The Horniman is a lovely museum. Small, inclusive and imaginative, it buzzes with life. We were impressed with the beautiful photography and perceptive juxtaposition of everyday and natural objects in Nature as Designer by Alision Millner and Steve Speller. Then we looked at the traveling Fabric of a Nation exhibition looking at how fabric and its design is used as an expression of everyday Ghanaian life.

Here there were uniforms where the names and distinguishing motifs of institutions were part of the fabric design, and worn with pride, a far cry from the regulation stripes of my school dresses.
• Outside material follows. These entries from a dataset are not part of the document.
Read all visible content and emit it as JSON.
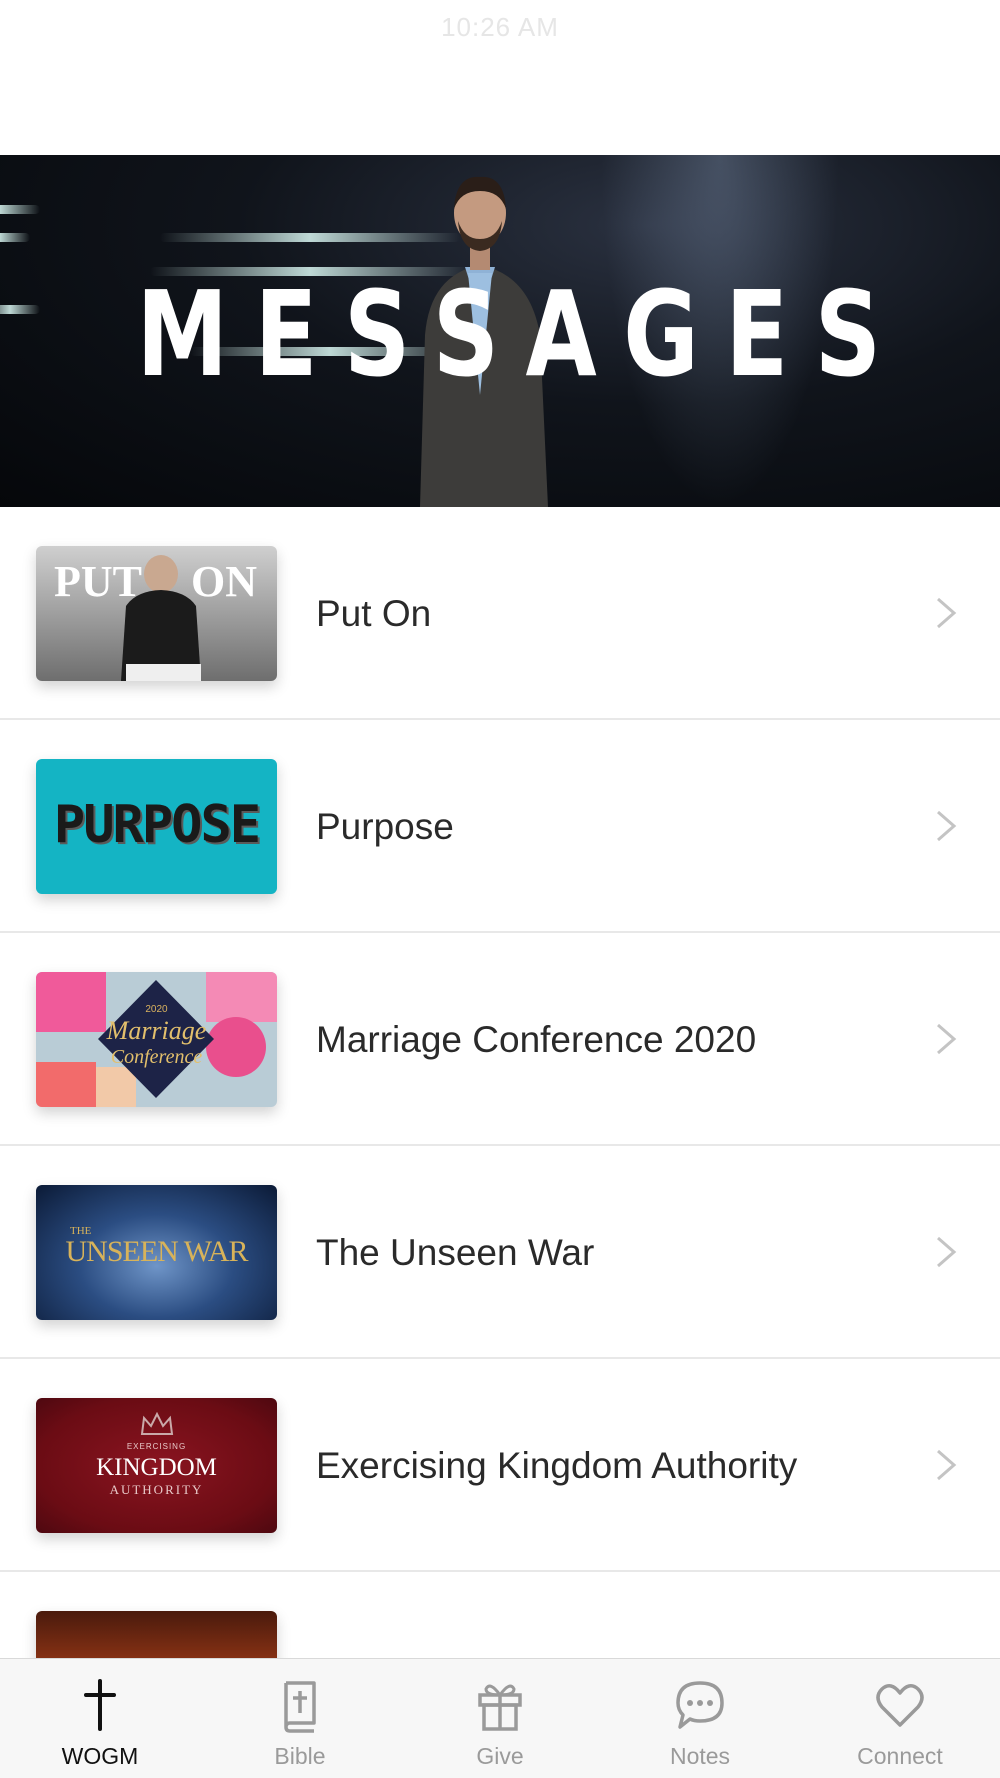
{
  "status_bar": {
    "time": "10:26 AM"
  },
  "hero": {
    "title": "MESSAGES"
  },
  "messages": [
    {
      "title": "Put On",
      "thumb_text": [
        "PUT",
        "ON"
      ]
    },
    {
      "title": "Purpose",
      "thumb_text": [
        "PURPOSE"
      ]
    },
    {
      "title": "Marriage Conference 2020",
      "thumb_text": [
        "2020",
        "Marriage",
        "Conference"
      ]
    },
    {
      "title": "The Unseen War",
      "thumb_text": [
        "THE",
        "UNSEEN WAR"
      ]
    },
    {
      "title": "Exercising Kingdom Authority",
      "thumb_text": [
        "EXERCISING",
        "KINGDOM",
        "AUTHORITY"
      ]
    }
  ],
  "tabbar": {
    "items": [
      {
        "label": "WOGM",
        "icon": "cross-icon",
        "active": true
      },
      {
        "label": "Bible",
        "icon": "bible-icon",
        "active": false
      },
      {
        "label": "Give",
        "icon": "gift-icon",
        "active": false
      },
      {
        "label": "Notes",
        "icon": "chat-bubble-icon",
        "active": false
      },
      {
        "label": "Connect",
        "icon": "heart-icon",
        "active": false
      }
    ]
  },
  "colors": {
    "accent": "#111111",
    "inactive": "#9a9a9a",
    "chevron": "#c4c4c4"
  }
}
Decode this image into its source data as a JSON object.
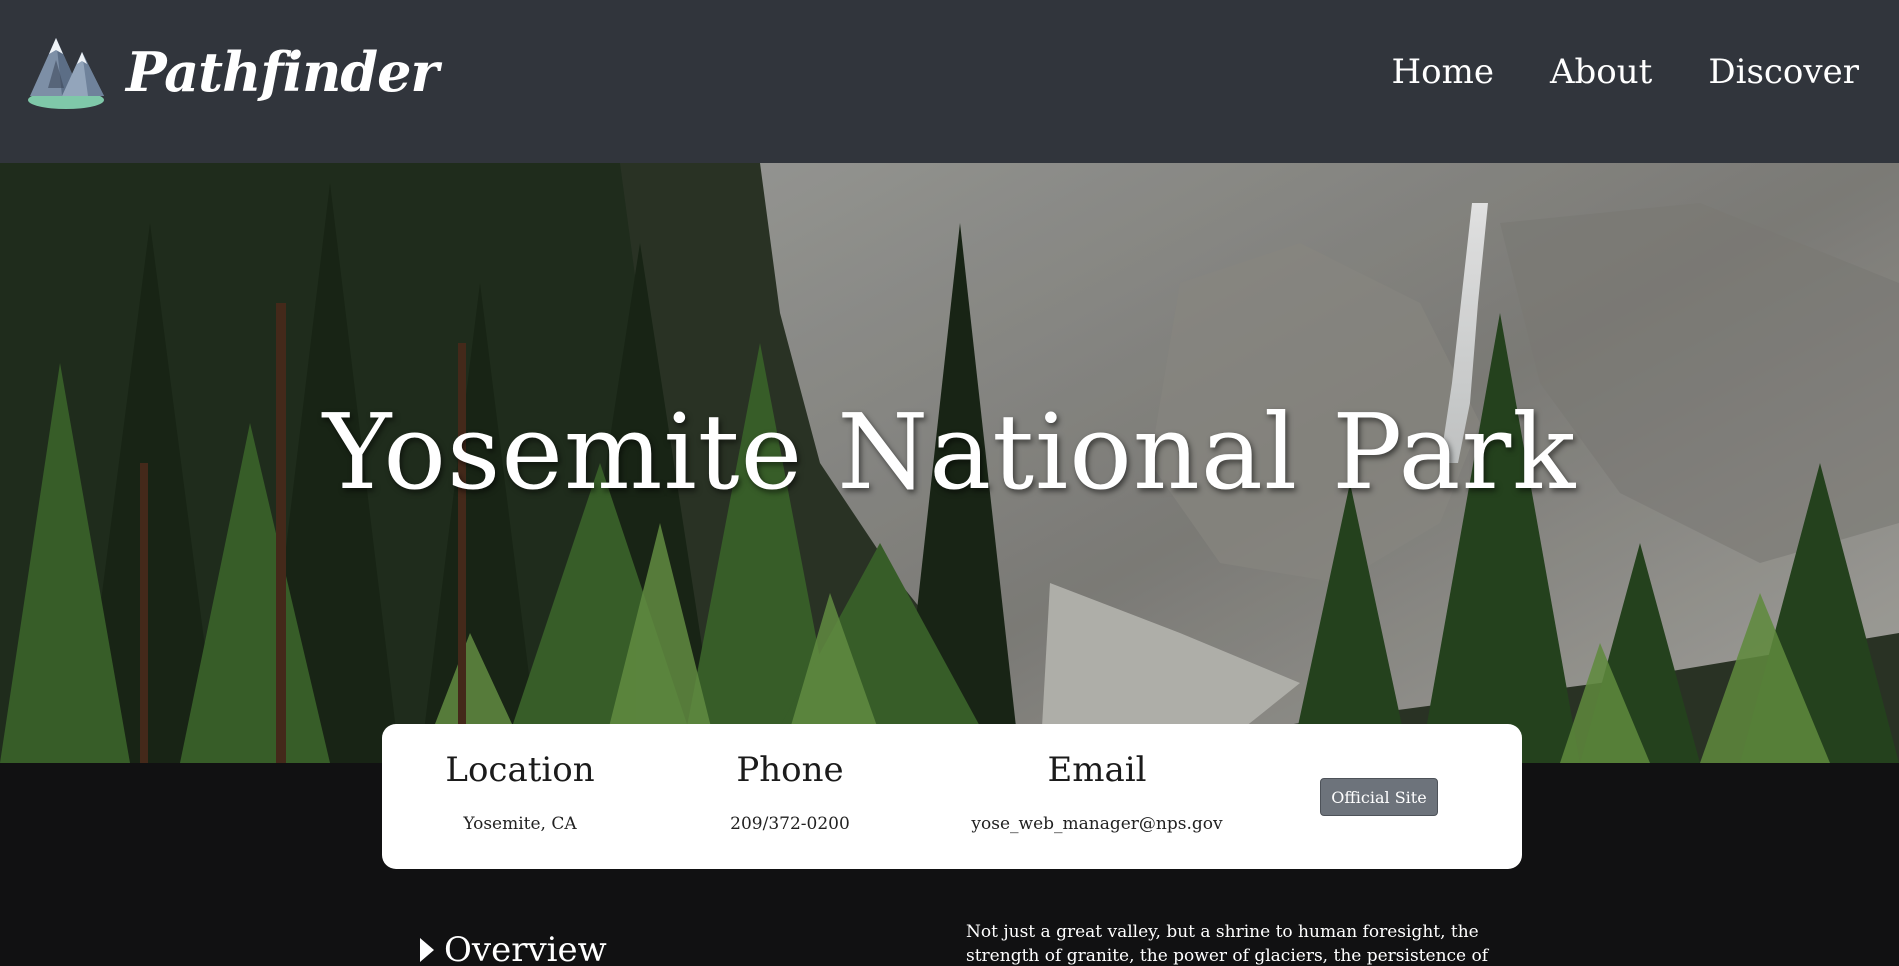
{
  "brand": {
    "name": "Pathfinder",
    "logo_icon": "mountain-logo-icon"
  },
  "nav": {
    "links": [
      "Home",
      "About",
      "Discover"
    ]
  },
  "hero": {
    "title": "Yosemite National Park"
  },
  "info": {
    "location_label": "Location",
    "location_value": "Yosemite, CA",
    "phone_label": "Phone",
    "phone_value": "209/372-0200",
    "email_label": "Email",
    "email_value": "yose_web_manager@nps.gov",
    "site_button": "Official Site"
  },
  "content": {
    "overview_label": "Overview",
    "description": "Not just a great valley, but a shrine to human foresight, the strength of granite, the power of glaciers, the persistence of life, and the"
  },
  "colors": {
    "nav_bg": "#31353c",
    "page_bg": "#111112",
    "button_bg": "#6d737b"
  }
}
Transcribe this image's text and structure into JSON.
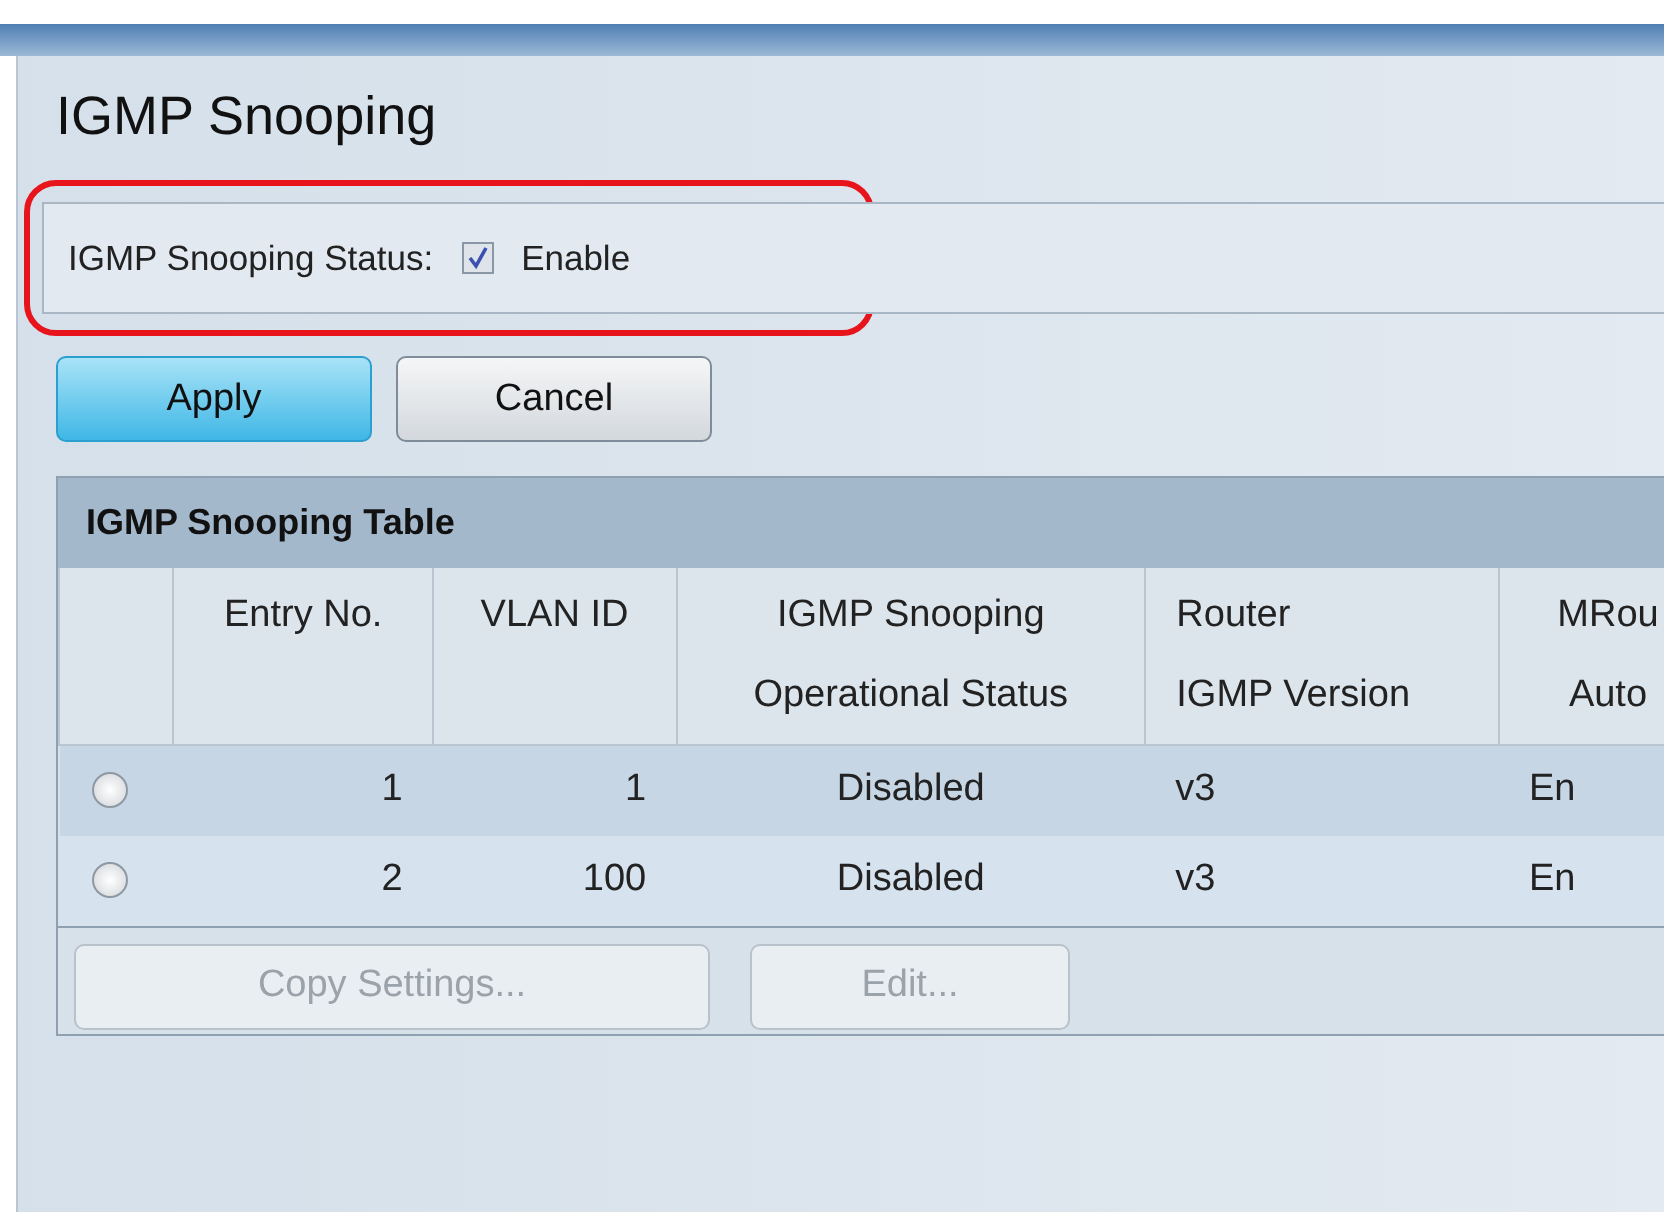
{
  "page_title": "IGMP Snooping",
  "status": {
    "label": "IGMP Snooping Status:",
    "checked": true,
    "option": "Enable",
    "highlighted": true
  },
  "buttons": [
    {
      "label": "Apply",
      "kind": "primary"
    },
    {
      "label": "Cancel",
      "kind": "normal"
    }
  ],
  "table": {
    "title": "IGMP Snooping Table",
    "columns": [
      {
        "kind": "select"
      },
      {
        "lines": [
          "Entry No."
        ]
      },
      {
        "lines": [
          "VLAN ID"
        ]
      },
      {
        "lines": [
          "IGMP Snooping",
          "Operational Status"
        ]
      },
      {
        "lines": [
          "Router",
          "IGMP Version"
        ]
      },
      {
        "lines": [
          "MRou",
          "Auto"
        ]
      }
    ],
    "rows": [
      {
        "cells": [
          {
            "kind": "radio",
            "selected": false
          },
          "1",
          "1",
          "Disabled",
          "v3",
          "En"
        ]
      },
      {
        "cells": [
          {
            "kind": "radio",
            "selected": false
          },
          "2",
          "100",
          "Disabled",
          "v3",
          "En"
        ]
      }
    ],
    "actions": [
      {
        "label": "Copy Settings...",
        "disabled": true
      },
      {
        "label": "Edit...",
        "disabled": true
      }
    ]
  }
}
Other fabrics were inspired by local sayings and proverbs. A prince does not cry.

Do not put your gold around the neck of a Guinea Fowl.

A bird that is not in flight roosts.

Wildness cannot stoke fire.

Like the best exhibitions, both of these made me want to bring these ideas home with me - play with the contents of my cutlery drawer and vegetable box and see what I could come up with and think about how to illustrate well known sayings. Which all goes to show that all's well that ends well and (maybe) the best things in life are free.